Frequently in Chi-Hwa-Seon ("painted fire"), Im shows Jang (played by Choi Min-sik) creating or presenting his art in a roomful of kneeling men. They are richly robed, dressed in tall-crowned hats, while he is bareheaded and scruffy. In refusing to appease the patrons on whose money he relies, and in his constant attraction to wine, women and the open road, Jang comes across as a surprisingly modern figure, a hobo artist driven by his work. "To paint you need desire," he notes at a moment when he's absent willing female company. "How can I paint without an erection?"
Im is Korea's most prominent filmmaker -- he's made Chunhyang and nearly 100 other features in a 35-year career -- and his Chi-Hwa-Seon has phenomenal visual beauty, from the gossamer precision of Jang's own artwork to camera moves including a quick pan across a painting of ducks that seems to bring them flapping to life.

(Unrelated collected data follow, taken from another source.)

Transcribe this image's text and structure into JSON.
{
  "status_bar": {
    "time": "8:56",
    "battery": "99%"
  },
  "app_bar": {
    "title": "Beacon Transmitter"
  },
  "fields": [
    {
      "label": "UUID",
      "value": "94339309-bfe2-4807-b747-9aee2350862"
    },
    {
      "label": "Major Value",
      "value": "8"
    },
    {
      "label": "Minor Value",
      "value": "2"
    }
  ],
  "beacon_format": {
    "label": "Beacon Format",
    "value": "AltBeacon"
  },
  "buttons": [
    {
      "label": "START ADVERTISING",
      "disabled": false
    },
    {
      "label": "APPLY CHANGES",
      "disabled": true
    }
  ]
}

Yet Im never sugarcoats Jang: As convincingly played by Choi, the artist is an enthusiastic but wholly inconstant lover, prone to both drunken rages and enervating soul-crises over his artwork.
In one scene, a gathering of patrons sits in a forest clearing wreathed in brilliant autumn foliage, red, orange and green. But Im keeps us close to his impulsive, contrary hero. Unhappy with a new painting everyone else loves, Jang shreds it into a deep pool, then leaps in after. In the next shot he's sitting with his back to the camera and a young friend is asking him, "Did you really want to die? They said you refused to let go of the rock." Jang doesn't answer. He shakes his wooden flute dry and the scene ends.
The film's episodic structure mirrors such a life, even as it challenges you to remember faces shown in different contexts several scenes earlier. Likewise, viewers might tire of repeated reminders that Jang's paintings were the only thing giving people hope during the violent death throes of the centuries-old Chosun Dynasty.
Jang vanished from history in 1897, and Chi-Hwa-Seon ends with poetic speculation about his fate. Like a great painting, the film commands your attention but leaves you with unanswered questions, tantalizing to ponder. In Korean, with subtitles.